To a degree (especially insofar as public-facing or external network resources are concerned), this has been the case.

However, what makes the zero-trust security movement significant is that it emphasizes the importance of not trusting and not giving access privileges to everyone. That includes not just users or services that originate externally on the wilds of the Internet, but also internal users.

It’s the zero-trust policy toward known, internal, behind-the-firewall resources that makes zero-trust security a big deal. In the past, you would typically have assumed that anyone already on your network could be trusted, and that your firewall would effectively keep the bad guys out of the network.

Today, however, that approach no longer works. You can no longer hide behind your firewall, because perimeter-based security has ceased to work in the age of hybrid clouds, Bring-Your-Own-Device policies and dynamically configured network endpoints.

Nor can you assume that anyone who seems to be a network insider can be trusted.
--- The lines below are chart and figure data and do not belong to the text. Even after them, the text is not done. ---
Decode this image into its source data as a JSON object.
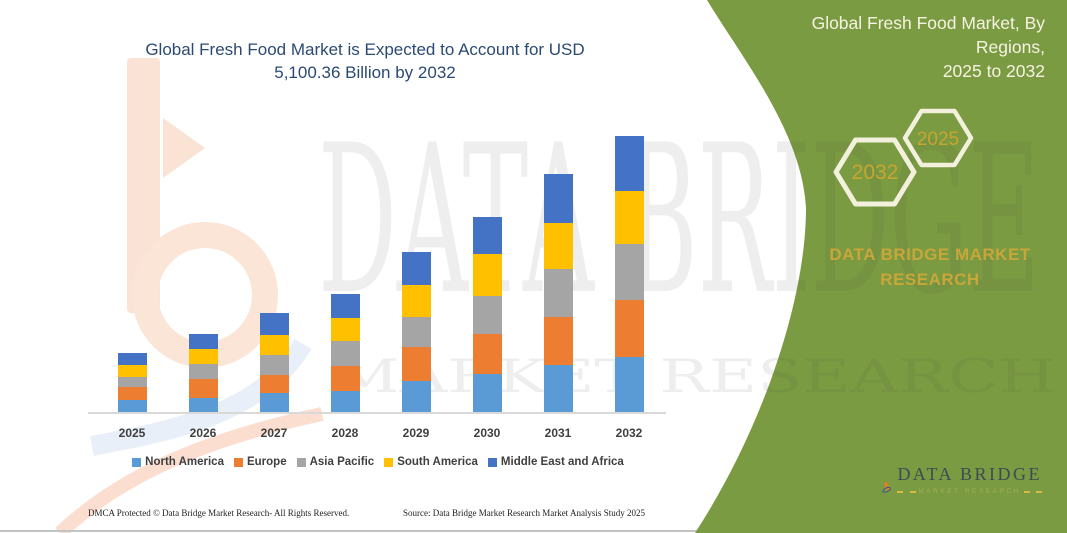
{
  "title": {
    "line1": "Global Fresh Food Market is Expected to Account for USD",
    "line2": "5,100.36 Billion by 2032"
  },
  "footer": {
    "left": "DMCA Protected © Data Bridge Market Research-  All Rights Reserved.",
    "right": "Source: Data Bridge Market Research  Market Analysis Study 2025"
  },
  "watermark": {
    "row1": "DATA BRIDGE",
    "row2": "MARKET RESEARCH"
  },
  "side_panel": {
    "heading": {
      "line1": "Global Fresh Food Market, By Regions,",
      "line2": "2025 to 2032"
    },
    "hexagon_back_label": "2032",
    "hexagon_front_label": "2025",
    "brand": {
      "line1": "DATA BRIDGE MARKET",
      "line2": "RESEARCH"
    },
    "logo": {
      "title": "DATA BRIDGE",
      "subtitle": "MARKET RESEARCH"
    },
    "colors": {
      "panel_green": "#7A9B41",
      "gold_text": "#C9A63A",
      "hexagon_stroke": "#F3F0DD",
      "heading_text": "#F6F3E3"
    }
  },
  "chart_data": {
    "type": "bar",
    "stacked": true,
    "title": "Global Fresh Food Market is Expected to Account for USD 5,100.36 Billion by 2032",
    "value_unit": "USD Billion",
    "xlabel": "",
    "ylabel": "",
    "gridlines": false,
    "legend_position": "bottom",
    "value_axis_max": 5100.36,
    "categories": [
      "2025",
      "2026",
      "2027",
      "2028",
      "2029",
      "2030",
      "2031",
      "2032"
    ],
    "series": [
      {
        "name": "North America",
        "color": "#5B9BD5",
        "values": [
          228,
          250,
          351,
          383,
          568,
          703,
          869,
          1021
        ]
      },
      {
        "name": "Europe",
        "color": "#ED7D31",
        "values": [
          235,
          355,
          339,
          462,
          634,
          740,
          882,
          1048
        ]
      },
      {
        "name": "Asia Pacific",
        "color": "#A5A5A5",
        "values": [
          185,
          277,
          370,
          462,
          555,
          708,
          893,
          1030
        ]
      },
      {
        "name": "South America",
        "color": "#FFC000",
        "values": [
          216,
          275,
          370,
          431,
          586,
          771,
          851,
          986
        ]
      },
      {
        "name": "Middle East and Africa",
        "color": "#4472C4",
        "values": [
          235,
          283,
          401,
          444,
          605,
          690,
          906,
          1015.36
        ]
      }
    ],
    "totals_estimated": [
      1099,
      1440,
      1831,
      2182,
      2948,
      3612,
      4401,
      5100.36
    ]
  }
}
Some of the worst security attacks are initiated by insiders.

In short, then, zero-trust security is a way of evolving your security strategy to address the challenges of cloud-native computing.

Implementing zero-trust security

Zero-trust security is a philosophy, not a specific practice. The way you go about achieving zero-trust security will vary widely depending on which specific technologies you use, the architecture of your infrastructure, and so on.

However, following are some examples of simple steps you might take to enforce zero-trust security within your environment. These examples address a containerized environment in particular:

  • Don’t run containers as root. You probably already know that you should never run a container as root. But if you want to embrace zero-trust security, root-user containers are an absolute no-no.
  • Run each container as its own user. Consider running each container as a distinct (non-root) user. This strategy helps to isolate containers from each other and ensure that no two containers can trust one another because of a shared user account.
  • Configure data volumes so that no one can access them by default. You could do this by assigning group ownership of the volume to a GID to which no users belong by default. Then, when you know that a user is trusted, you can add that user to the group.
  • If you use Kubernetes, configure your pod security policies to disallow as many behaviors and actions as possible by default. Update your policy files to create exceptions only when you are sure it is secure to do so.

The bottom line: Zero-trust is not just another buzzword. It’s a valuable strategy for rethinking and reconfiguring the way you keep systems secure. Indeed, in today’s ultra-dynamic, perimeter-less world, zero-trust security is the only security posture that mitigates risks by default.